ECLI:NL:CRVB:2016:285
Centrale Raad van Beroep
- Hoger beroep
- Rechtspraak.nl
Afwijzing van WAO-uitkering wegens gebrek aan bewijs van toegenomen beperkingen door dezelfde ziekteoorzaak
In deze zaak heeft de Centrale Raad van Beroep op 22 januari 2016 uitspraak gedaan in hoger beroep over de afwijzing van een WAO-uitkering aan appellante. Appellante had zich in 1994 ziek gemeld en was in 1995 beoordeeld als minder dan 15% arbeidsongeschikt. In 2012 meldde zij zich opnieuw ziek, met klachten die voortvloeiden uit een auto-ongeluk in 1999. De verzekeringsarts concludeerde dat de nieuwe klachten niet voortkwamen uit dezelfde ziekteoorzaak als de eerdere arbeidsongeschiktheid.

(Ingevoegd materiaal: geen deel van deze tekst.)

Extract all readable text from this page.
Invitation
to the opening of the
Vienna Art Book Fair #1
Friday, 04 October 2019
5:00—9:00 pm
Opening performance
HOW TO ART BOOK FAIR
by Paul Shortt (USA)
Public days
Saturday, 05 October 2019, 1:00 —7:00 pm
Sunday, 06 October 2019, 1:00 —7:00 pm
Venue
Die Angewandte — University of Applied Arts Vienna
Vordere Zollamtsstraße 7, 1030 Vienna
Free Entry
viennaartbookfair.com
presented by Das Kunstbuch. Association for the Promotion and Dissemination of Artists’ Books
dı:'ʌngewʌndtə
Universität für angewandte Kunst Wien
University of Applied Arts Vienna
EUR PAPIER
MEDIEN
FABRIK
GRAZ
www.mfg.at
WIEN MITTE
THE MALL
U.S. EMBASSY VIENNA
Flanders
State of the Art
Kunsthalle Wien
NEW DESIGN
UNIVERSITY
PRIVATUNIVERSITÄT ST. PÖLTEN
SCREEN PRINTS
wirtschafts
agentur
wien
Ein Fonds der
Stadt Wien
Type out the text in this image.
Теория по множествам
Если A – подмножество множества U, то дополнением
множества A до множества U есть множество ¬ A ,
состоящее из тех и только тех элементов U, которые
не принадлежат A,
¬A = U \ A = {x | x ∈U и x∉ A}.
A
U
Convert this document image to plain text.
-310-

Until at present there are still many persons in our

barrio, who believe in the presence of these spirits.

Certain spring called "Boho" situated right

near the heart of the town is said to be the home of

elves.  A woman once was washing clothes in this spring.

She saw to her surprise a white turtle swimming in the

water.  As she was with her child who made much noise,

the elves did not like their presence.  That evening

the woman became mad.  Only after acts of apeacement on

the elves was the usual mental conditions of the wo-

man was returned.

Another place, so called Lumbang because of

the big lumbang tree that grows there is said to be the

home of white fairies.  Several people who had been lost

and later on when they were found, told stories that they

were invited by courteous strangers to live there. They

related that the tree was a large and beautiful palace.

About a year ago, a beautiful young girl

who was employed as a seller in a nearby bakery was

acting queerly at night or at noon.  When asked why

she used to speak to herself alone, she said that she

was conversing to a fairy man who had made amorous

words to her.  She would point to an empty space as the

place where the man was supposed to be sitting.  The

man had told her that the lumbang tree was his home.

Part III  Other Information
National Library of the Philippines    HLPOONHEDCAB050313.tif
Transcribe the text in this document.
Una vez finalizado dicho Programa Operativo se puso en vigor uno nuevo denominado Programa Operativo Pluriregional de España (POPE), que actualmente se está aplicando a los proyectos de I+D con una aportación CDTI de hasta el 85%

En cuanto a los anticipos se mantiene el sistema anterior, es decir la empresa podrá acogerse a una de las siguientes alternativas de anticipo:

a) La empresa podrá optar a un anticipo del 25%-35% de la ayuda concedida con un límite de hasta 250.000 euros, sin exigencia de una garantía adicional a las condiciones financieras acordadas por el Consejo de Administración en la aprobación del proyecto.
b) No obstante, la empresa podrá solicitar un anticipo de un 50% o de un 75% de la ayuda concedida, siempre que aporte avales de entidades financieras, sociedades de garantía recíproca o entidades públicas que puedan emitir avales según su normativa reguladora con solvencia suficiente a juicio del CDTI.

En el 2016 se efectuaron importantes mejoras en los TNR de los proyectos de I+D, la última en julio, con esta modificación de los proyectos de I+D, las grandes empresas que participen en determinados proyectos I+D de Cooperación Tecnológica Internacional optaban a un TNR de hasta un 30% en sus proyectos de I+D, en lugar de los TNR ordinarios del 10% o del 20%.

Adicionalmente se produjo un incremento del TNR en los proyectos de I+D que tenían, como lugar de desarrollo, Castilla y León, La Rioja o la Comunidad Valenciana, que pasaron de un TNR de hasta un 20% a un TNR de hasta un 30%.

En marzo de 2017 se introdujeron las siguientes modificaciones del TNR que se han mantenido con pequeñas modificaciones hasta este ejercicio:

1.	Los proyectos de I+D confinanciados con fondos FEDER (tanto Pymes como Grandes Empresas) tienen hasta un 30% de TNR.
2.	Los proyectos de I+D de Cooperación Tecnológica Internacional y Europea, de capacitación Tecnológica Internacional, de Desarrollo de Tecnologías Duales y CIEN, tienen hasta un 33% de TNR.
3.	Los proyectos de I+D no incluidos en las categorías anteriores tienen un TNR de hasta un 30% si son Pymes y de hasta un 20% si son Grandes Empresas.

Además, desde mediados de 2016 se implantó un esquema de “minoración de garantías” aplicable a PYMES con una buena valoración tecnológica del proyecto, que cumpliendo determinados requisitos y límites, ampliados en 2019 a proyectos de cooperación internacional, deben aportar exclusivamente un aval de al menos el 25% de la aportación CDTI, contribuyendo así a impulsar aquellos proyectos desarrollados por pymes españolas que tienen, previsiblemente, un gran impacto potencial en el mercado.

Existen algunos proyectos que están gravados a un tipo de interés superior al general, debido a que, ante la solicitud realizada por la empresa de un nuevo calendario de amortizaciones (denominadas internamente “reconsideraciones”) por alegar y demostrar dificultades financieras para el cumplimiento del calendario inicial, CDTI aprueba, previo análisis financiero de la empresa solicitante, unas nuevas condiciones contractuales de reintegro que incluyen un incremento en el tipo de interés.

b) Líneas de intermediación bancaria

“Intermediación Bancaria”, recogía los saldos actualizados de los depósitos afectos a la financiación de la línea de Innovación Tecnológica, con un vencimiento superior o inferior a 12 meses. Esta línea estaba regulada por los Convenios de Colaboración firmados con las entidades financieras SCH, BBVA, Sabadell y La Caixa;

De Raad oordeelde dat appellante niet kon aantonen dat haar toegenomen beperkingen binnen vijf jaar na de eerdere beoordeling voortkwamen uit dezelfde oorzaak. De rechtbank had eerder het beroep van appellante ongegrond verklaard, en de Raad bevestigde deze uitspraak. De Raad benadrukte dat de bewijslast bij appellante ligt om aan te tonen dat er sprake is van toegenomen beperkingen uit dezelfde ziekteoorzaak. De Raad concludeerde dat de verzekeringsarts overtuigend had gemotiveerd dat er geen toegenomen beperkingen waren vastgesteld die voortkwamen uit dezelfde oorzaak als de eerdere arbeidsongeschiktheid. De uitspraak van de rechtbank werd bevestigd, en er was geen aanleiding voor een veroordeling in proceskosten.